During this 2011 Lenten Season, we have been turning our attention to the miracles of Lent. I would suggest to you that the sacrifice of Christ by which He redeemed sinners like you and me is the great miracle of Good Friday.

Webster’s dictionary defines the word miracle as “an extraordinary event manifesting divine intervention.” It seems most appropriate to describe as a miracle the intervention to save humanity that the atoning death of God's Son is. It is most extraordinary that God would do this and the most wondrous example of divine intervention there is.

St. Peter wrote: “Christ . . . suffered once for sins, the righteous for the unrighteous, that He might bring us to God.”

The salvation of the human race is truly God's passion – an intense and all pervasive driving force of love. When Christ was hanging on that horrible cross, He was thinking not of Himself but rather of you, me, and the whole world.

And it was truly 'passion' – in the modern sense, meaning love – that was the impulse behind His saving us and the plan to do so from the very creation of our world.

Scripture abounds with the use of this word 'love' to describe the accomplishment of God's work of redeeming the world through Christ' crucified:
In Galatians 2:20, we read, “Christ . . . loved me and gave Himself for me.”
• In Ephesians 5:2, we read, “Christ loved us and gave Himself up for us, a fragrant offering and sacrifice to God.”
• In Ephesians 5:25, we read, “Christ loved the church and gave Himself up for her.”


Jesus Christ, out of passionate love for us, accepted the full punishment for our sins and the sin of the whole world, as I said in my opening text:
“Christ . . . suffered once for sins, the righteous for the unrighteous, that He might bring us to God.”
It was a miracle that God would take us, in our unrighteousness, ruined and contaminated by sin and not discard us forever, but instead choose to save us – and to do so despite the unthinkable pain that it would cause Him!
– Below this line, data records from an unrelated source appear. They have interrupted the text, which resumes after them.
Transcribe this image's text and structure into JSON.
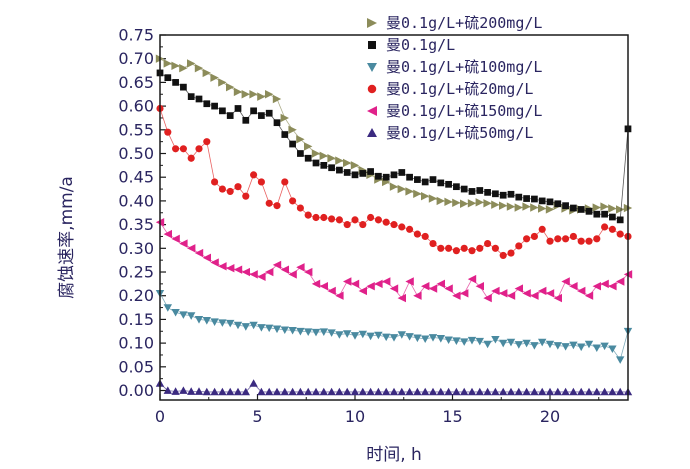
{
  "chart_data": {
    "type": "scatter",
    "title": "",
    "xlabel": "时间, h",
    "ylabel": "腐蚀速率,mm/a",
    "xlim": [
      0,
      24
    ],
    "ylim": [
      -0.02,
      0.75
    ],
    "xticks": [
      0,
      5,
      10,
      15,
      20
    ],
    "yticks": [
      0.0,
      0.05,
      0.1,
      0.15,
      0.2,
      0.25,
      0.3,
      0.35,
      0.4,
      0.45,
      0.5,
      0.55,
      0.6,
      0.65,
      0.7,
      0.75
    ],
    "grid": false,
    "legend_position": "top-right",
    "x": [
      0,
      0.4,
      0.8,
      1.2,
      1.6,
      2,
      2.4,
      2.8,
      3.2,
      3.6,
      4,
      4.4,
      4.8,
      5.2,
      5.6,
      6,
      6.4,
      6.8,
      7.2,
      7.6,
      8,
      8.4,
      8.8,
      9.2,
      9.6,
      10,
      10.4,
      10.8,
      11.2,
      11.6,
      12,
      12.4,
      12.8,
      13.2,
      13.6,
      14,
      14.4,
      14.8,
      15.2,
      15.6,
      16,
      16.4,
      16.8,
      17.2,
      17.6,
      18,
      18.4,
      18.8,
      19.2,
      19.6,
      20,
      20.4,
      20.8,
      21.2,
      21.6,
      22,
      22.4,
      22.8,
      23.2,
      23.6,
      24
    ],
    "series": [
      {
        "name": "曼0.1g/L+硫200mg/L",
        "color": "#8c8c5a",
        "marker": "triangle-right",
        "values": [
          0.7,
          0.69,
          0.685,
          0.68,
          0.69,
          0.68,
          0.67,
          0.66,
          0.65,
          0.64,
          0.63,
          0.625,
          0.625,
          0.62,
          0.625,
          0.615,
          0.575,
          0.55,
          0.53,
          0.515,
          0.5,
          0.495,
          0.49,
          0.485,
          0.48,
          0.475,
          0.465,
          0.455,
          0.445,
          0.44,
          0.43,
          0.425,
          0.42,
          0.415,
          0.41,
          0.405,
          0.4,
          0.398,
          0.396,
          0.394,
          0.395,
          0.397,
          0.395,
          0.392,
          0.39,
          0.388,
          0.386,
          0.388,
          0.386,
          0.384,
          0.382,
          0.39,
          0.384,
          0.38,
          0.382,
          0.384,
          0.386,
          0.388,
          0.384,
          0.382,
          0.385
        ]
      },
      {
        "name": "曼0.1g/L",
        "color": "#111111",
        "marker": "square",
        "values": [
          0.67,
          0.66,
          0.65,
          0.64,
          0.62,
          0.615,
          0.605,
          0.6,
          0.59,
          0.58,
          0.595,
          0.57,
          0.59,
          0.58,
          0.585,
          0.565,
          0.54,
          0.52,
          0.5,
          0.49,
          0.48,
          0.475,
          0.47,
          0.465,
          0.46,
          0.455,
          0.458,
          0.462,
          0.452,
          0.45,
          0.455,
          0.46,
          0.45,
          0.445,
          0.44,
          0.445,
          0.438,
          0.435,
          0.43,
          0.425,
          0.42,
          0.422,
          0.418,
          0.415,
          0.412,
          0.414,
          0.408,
          0.405,
          0.404,
          0.4,
          0.398,
          0.394,
          0.39,
          0.385,
          0.382,
          0.378,
          0.372,
          0.372,
          0.366,
          0.36,
          0.552
        ]
      },
      {
        "name": "曼0.1g/L+硫100mg/L",
        "color": "#4a8aa0",
        "marker": "triangle-down",
        "values": [
          0.205,
          0.175,
          0.165,
          0.16,
          0.158,
          0.15,
          0.148,
          0.145,
          0.143,
          0.142,
          0.138,
          0.135,
          0.138,
          0.133,
          0.132,
          0.13,
          0.128,
          0.127,
          0.125,
          0.124,
          0.123,
          0.124,
          0.122,
          0.118,
          0.12,
          0.116,
          0.119,
          0.115,
          0.117,
          0.113,
          0.112,
          0.118,
          0.114,
          0.111,
          0.109,
          0.112,
          0.11,
          0.107,
          0.105,
          0.103,
          0.106,
          0.104,
          0.098,
          0.108,
          0.1,
          0.102,
          0.097,
          0.1,
          0.095,
          0.102,
          0.098,
          0.095,
          0.093,
          0.096,
          0.092,
          0.098,
          0.09,
          0.094,
          0.088,
          0.065,
          0.125
        ]
      },
      {
        "name": "曼0.1g/L+硫20mg/L",
        "color": "#e02020",
        "marker": "circle",
        "values": [
          0.595,
          0.545,
          0.51,
          0.51,
          0.49,
          0.51,
          0.525,
          0.44,
          0.425,
          0.42,
          0.43,
          0.41,
          0.455,
          0.44,
          0.395,
          0.39,
          0.44,
          0.4,
          0.385,
          0.37,
          0.365,
          0.365,
          0.362,
          0.36,
          0.35,
          0.36,
          0.35,
          0.365,
          0.36,
          0.355,
          0.35,
          0.345,
          0.34,
          0.33,
          0.325,
          0.31,
          0.3,
          0.3,
          0.295,
          0.3,
          0.295,
          0.3,
          0.31,
          0.3,
          0.285,
          0.29,
          0.305,
          0.32,
          0.325,
          0.34,
          0.315,
          0.32,
          0.32,
          0.325,
          0.315,
          0.315,
          0.32,
          0.345,
          0.34,
          0.33,
          0.325
        ]
      },
      {
        "name": "曼0.1g/L+硫150mg/L",
        "color": "#e0218a",
        "marker": "triangle-left",
        "values": [
          0.355,
          0.33,
          0.32,
          0.31,
          0.3,
          0.29,
          0.28,
          0.27,
          0.262,
          0.258,
          0.255,
          0.25,
          0.245,
          0.24,
          0.25,
          0.265,
          0.255,
          0.245,
          0.26,
          0.25,
          0.225,
          0.22,
          0.21,
          0.2,
          0.23,
          0.225,
          0.21,
          0.22,
          0.225,
          0.23,
          0.215,
          0.195,
          0.23,
          0.2,
          0.22,
          0.215,
          0.225,
          0.215,
          0.2,
          0.205,
          0.235,
          0.22,
          0.195,
          0.21,
          0.205,
          0.2,
          0.215,
          0.205,
          0.2,
          0.21,
          0.205,
          0.195,
          0.23,
          0.22,
          0.21,
          0.2,
          0.22,
          0.225,
          0.22,
          0.23,
          0.245
        ]
      },
      {
        "name": "曼0.1g/L+硫50mg/L",
        "color": "#3b2a80",
        "marker": "triangle-up",
        "values": [
          0.015,
          0.0,
          -0.002,
          0.0,
          -0.002,
          -0.002,
          -0.003,
          -0.003,
          -0.003,
          -0.003,
          -0.003,
          -0.003,
          0.015,
          -0.003,
          -0.003,
          -0.003,
          -0.003,
          -0.003,
          -0.003,
          -0.003,
          -0.003,
          -0.003,
          -0.003,
          -0.003,
          -0.003,
          -0.003,
          -0.003,
          -0.003,
          -0.003,
          -0.003,
          -0.003,
          -0.003,
          -0.003,
          -0.003,
          -0.003,
          -0.003,
          -0.003,
          -0.003,
          -0.003,
          -0.003,
          -0.003,
          -0.003,
          -0.003,
          -0.003,
          -0.003,
          -0.003,
          -0.003,
          -0.003,
          -0.003,
          -0.003,
          -0.003,
          -0.003,
          -0.003,
          -0.003,
          -0.003,
          -0.003,
          -0.003,
          -0.003,
          -0.003,
          -0.003,
          -0.003
        ]
      }
    ]
  }
}
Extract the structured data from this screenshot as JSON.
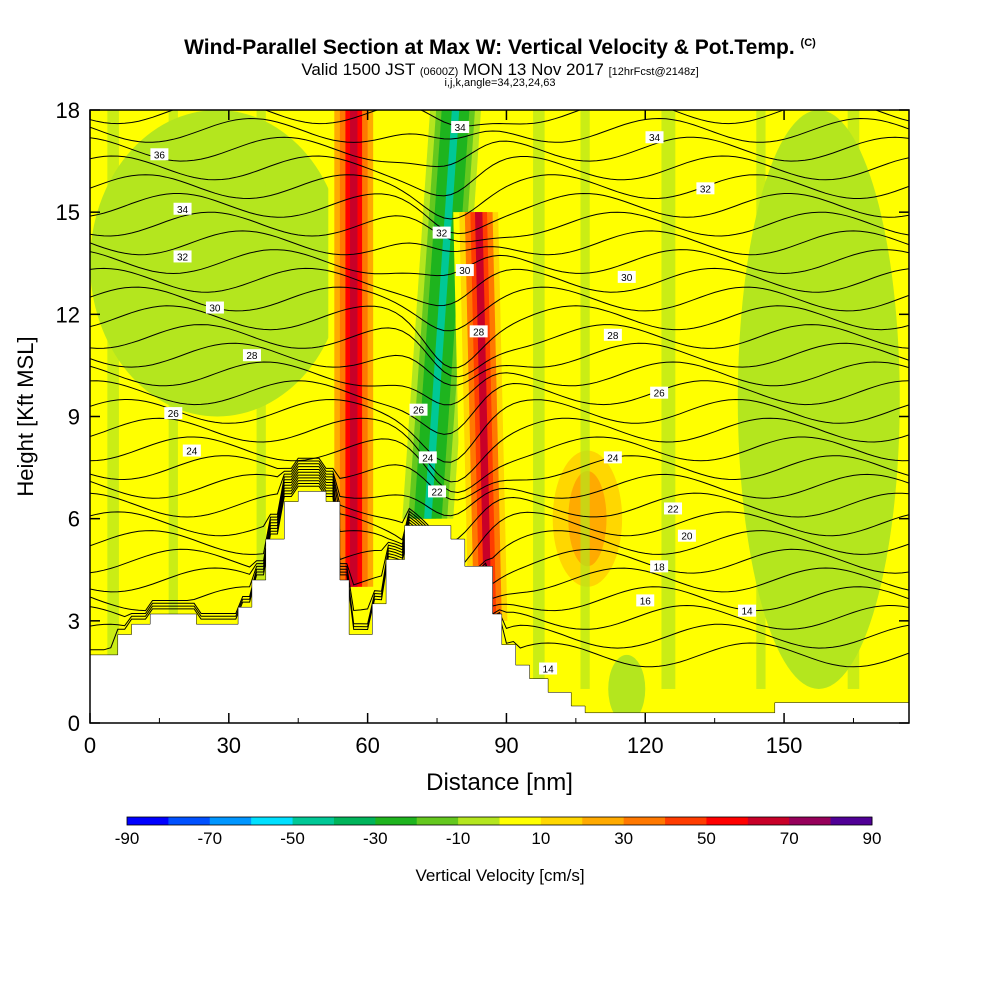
{
  "title": "Wind-Parallel Section at Max W: Vertical Velocity & Pot.Temp.",
  "title_tag": "(C)",
  "subtitle_part1": "Valid 1500 JST",
  "subtitle_part2": "(0600Z)",
  "subtitle_part3": "MON 13 Nov 2017",
  "subtitle_part4": "[12hrFcst@2148z]",
  "subsubtitle": "i,j,k,angle=34,23,24,63",
  "chart_data": {
    "type": "heatmap",
    "xlabel": "Distance [nm]",
    "ylabel": "Height [Kft MSL]",
    "xlim": [
      0,
      177
    ],
    "ylim": [
      0,
      18
    ],
    "x_ticks": [
      0,
      30,
      60,
      90,
      120,
      150
    ],
    "y_ticks": [
      0,
      3,
      6,
      9,
      12,
      15,
      18
    ],
    "colorbar": {
      "label": "Vertical Velocity [cm/s]",
      "tick_labels": [
        "-90",
        "-70",
        "-50",
        "-30",
        "-10",
        "10",
        "30",
        "50",
        "70",
        "90"
      ],
      "bin_edges": [
        -90,
        -80,
        -70,
        -60,
        -50,
        -40,
        -30,
        -20,
        -10,
        0,
        10,
        20,
        30,
        40,
        50,
        60,
        70,
        80,
        90
      ],
      "colors": [
        "#0000ff",
        "#0050ff",
        "#0096ff",
        "#00e0ff",
        "#00c896",
        "#00b45a",
        "#1eb41e",
        "#64c81e",
        "#b4e61e",
        "#ffff00",
        "#ffd700",
        "#ffaa00",
        "#ff7800",
        "#ff3c00",
        "#ff0000",
        "#c80028",
        "#96005a",
        "#500096"
      ]
    },
    "background_w": 5,
    "w_features": [
      {
        "label": "upper-left weak ascent",
        "x": [
          0,
          55
        ],
        "y": [
          9,
          18
        ],
        "w": -8
      },
      {
        "label": "left updraft band",
        "x_top": 57,
        "x_bottom": 57,
        "y": [
          4,
          18
        ],
        "w": 60
      },
      {
        "label": "central downdraft band",
        "x_top": 79,
        "x_bottom": 73,
        "y": [
          6,
          18
        ],
        "w": -35
      },
      {
        "label": "right updraft band",
        "x_top": 84,
        "x_bottom": 86,
        "y": [
          3,
          15
        ],
        "w": 55
      },
      {
        "label": "right low-level ascent",
        "x": [
          112,
          120
        ],
        "y": [
          0,
          2
        ],
        "w": -10
      },
      {
        "label": "far-right column",
        "x": [
          140,
          175
        ],
        "y": [
          1,
          18
        ],
        "w": -6
      },
      {
        "label": "mid-right lee wave",
        "x": [
          100,
          115
        ],
        "y": [
          4,
          8
        ],
        "w": 25
      }
    ],
    "potential_temperature_contours": [
      {
        "value": "14",
        "y": 2.2,
        "label_x": 142
      },
      {
        "value": "16",
        "y": 3.7,
        "label_x": 120
      },
      {
        "value": "18",
        "y": 4.6,
        "label_x": 118
      },
      {
        "value": "20",
        "y": 5.5,
        "label_x": 115
      },
      {
        "value": "22",
        "y": 6.4,
        "label_x": 112
      },
      {
        "value": "24",
        "y": 7.9,
        "label_x": 20
      },
      {
        "value": "26",
        "y": 9.1,
        "label_x": 20
      },
      {
        "value": "28",
        "y": 10.8,
        "label_x": 35
      },
      {
        "value": "30",
        "y": 12.2,
        "label_x": 30
      },
      {
        "value": "32",
        "y": 13.8,
        "label_x": 25
      },
      {
        "value": "34",
        "y": 15.2,
        "label_x": 25
      },
      {
        "value": "36",
        "y": 16.8,
        "label_x": 15
      }
    ],
    "contour_labels": [
      {
        "text": "36",
        "x": 15,
        "y": 16.7
      },
      {
        "text": "34",
        "x": 20,
        "y": 15.1
      },
      {
        "text": "32",
        "x": 20,
        "y": 13.7
      },
      {
        "text": "30",
        "x": 27,
        "y": 12.2
      },
      {
        "text": "28",
        "x": 35,
        "y": 10.8
      },
      {
        "text": "26",
        "x": 18,
        "y": 9.1
      },
      {
        "text": "24",
        "x": 22,
        "y": 8.0
      },
      {
        "text": "34",
        "x": 80,
        "y": 17.5
      },
      {
        "text": "32",
        "x": 76,
        "y": 14.4
      },
      {
        "text": "30",
        "x": 81,
        "y": 13.3
      },
      {
        "text": "28",
        "x": 84,
        "y": 11.5
      },
      {
        "text": "26",
        "x": 71,
        "y": 9.2
      },
      {
        "text": "24",
        "x": 73,
        "y": 7.8
      },
      {
        "text": "22",
        "x": 75,
        "y": 6.8
      },
      {
        "text": "34",
        "x": 122,
        "y": 17.2
      },
      {
        "text": "32",
        "x": 133,
        "y": 15.7
      },
      {
        "text": "30",
        "x": 116,
        "y": 13.1
      },
      {
        "text": "28",
        "x": 113,
        "y": 11.4
      },
      {
        "text": "26",
        "x": 123,
        "y": 9.7
      },
      {
        "text": "24",
        "x": 113,
        "y": 7.8
      },
      {
        "text": "22",
        "x": 126,
        "y": 6.3
      },
      {
        "text": "20",
        "x": 129,
        "y": 5.5
      },
      {
        "text": "18",
        "x": 123,
        "y": 4.6
      },
      {
        "text": "16",
        "x": 120,
        "y": 3.6
      },
      {
        "text": "14",
        "x": 142,
        "y": 3.3
      },
      {
        "text": "14",
        "x": 99,
        "y": 1.6
      }
    ],
    "terrain": [
      [
        0,
        2
      ],
      [
        6,
        2
      ],
      [
        6,
        2.6
      ],
      [
        9,
        2.6
      ],
      [
        9,
        2.9
      ],
      [
        13,
        2.9
      ],
      [
        13,
        3.2
      ],
      [
        23,
        3.2
      ],
      [
        23,
        2.9
      ],
      [
        32,
        2.9
      ],
      [
        32,
        3.4
      ],
      [
        35,
        3.4
      ],
      [
        35,
        4.2
      ],
      [
        38,
        4.2
      ],
      [
        38,
        5.4
      ],
      [
        42,
        5.4
      ],
      [
        42,
        6.5
      ],
      [
        45,
        6.5
      ],
      [
        45,
        6.8
      ],
      [
        51,
        6.8
      ],
      [
        51,
        6.5
      ],
      [
        54,
        6.5
      ],
      [
        54,
        4.2
      ],
      [
        56,
        4.2
      ],
      [
        56,
        2.6
      ],
      [
        61,
        2.6
      ],
      [
        61,
        3.5
      ],
      [
        64,
        3.5
      ],
      [
        64,
        4.8
      ],
      [
        68,
        4.8
      ],
      [
        68,
        5.8
      ],
      [
        78,
        5.8
      ],
      [
        78,
        5.4
      ],
      [
        81,
        5.4
      ],
      [
        81,
        4.6
      ],
      [
        87,
        4.6
      ],
      [
        87,
        3.2
      ],
      [
        89,
        3.2
      ],
      [
        89,
        2.3
      ],
      [
        92,
        2.3
      ],
      [
        92,
        1.7
      ],
      [
        95,
        1.7
      ],
      [
        95,
        1.3
      ],
      [
        99,
        1.3
      ],
      [
        99,
        0.9
      ],
      [
        104,
        0.9
      ],
      [
        104,
        0.5
      ],
      [
        107,
        0.5
      ],
      [
        107,
        0.3
      ],
      [
        148,
        0.3
      ],
      [
        148,
        0.6
      ],
      [
        177,
        0.6
      ]
    ]
  }
}
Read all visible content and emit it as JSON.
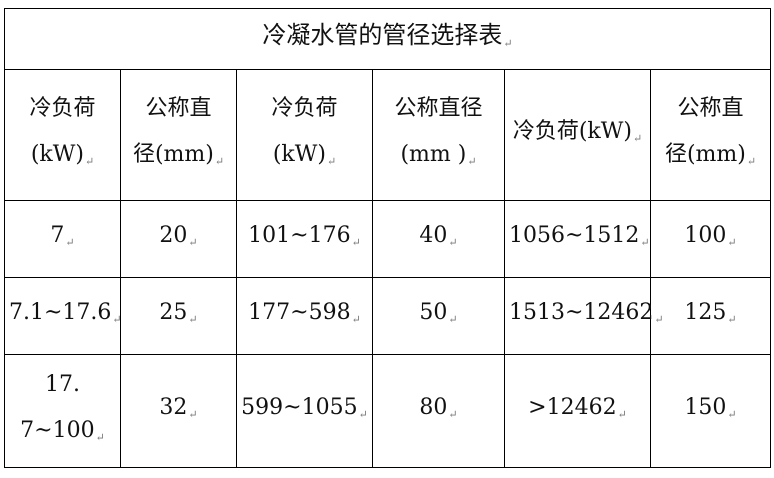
{
  "table": {
    "title": "冷凝水管的管径选择表",
    "headers": [
      {
        "line1": "冷负荷",
        "line2": "(kW)"
      },
      {
        "line1": "公称直",
        "line2": "径(mm)"
      },
      {
        "line1": "冷负荷",
        "line2": "(kW)"
      },
      {
        "line1": "公称直径",
        "line2": "(mm )"
      },
      {
        "line1": "冷负荷(kW)",
        "line2": ""
      },
      {
        "line1": "公称直",
        "line2": "径(mm)"
      }
    ],
    "rows": [
      {
        "c1": "7",
        "c1b": "",
        "c2": "20",
        "c3": "101~176",
        "c4": "40",
        "c5": "1056~1512",
        "c6": "100"
      },
      {
        "c1": "7.1~17.6",
        "c1b": "",
        "c2": "25",
        "c3": "177~598",
        "c4": "50",
        "c5": "1513~12462",
        "c6": "125"
      },
      {
        "c1": "17.",
        "c1b": "7~100",
        "c2": "32",
        "c3": "599~1055",
        "c4": "80",
        "c5": ">12462",
        "c6": "150"
      }
    ],
    "paragraph_mark": "↵"
  }
}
But He did it! That is the miracle of Good Friday – the miracle of the passion of the Christ!

As the result of that miracle of Good Friday, you and I can rejoice in the Gospel, the Good News that although '...all have sinned and fall short of the glory of God, and are justified by His grace as a gift, through the redemption that is in Christ Jesus” (Romans 3:23–24).

We will spend eternity benefitting from the fact that “The wages of sin is death but the free gift of God is eternal life in Christ Jesus our Lord.” as St. Paul wrote to the Romans (Romans 6:23).

To be sure, the phenomenon of three hours of darkness at mid-day, the torn temple curtain, the earthquake, and the other miracles were all supernatural events intended by the heavenly Father to set apart the death of His Son from absolutely every other death—past, present, and future, but the greatest miracle on Good Friday, is the passionate love that was the impulse behind Christ crucified.

As I like to quote Isaac Watts, 'Here His whole Name appears complete; nor wit can guess nor reason prove which of the letters best is writ, the Power, the Wisdom, or the love'.

The love of God, the Father the Son and the Holy Spirit for us, is certainly different from the other miracles of the Passion. In fact it is absolutely unique.

And there is nothing like the Gospel. Just as it was God's passion to make it a reality for us, so it deserves to be our passion that the awesome price paid in blood by Christ so that our sins might be forgiven that we need not perish but have everlasting life, should be proclaimed to the end of time and beyond. Amen.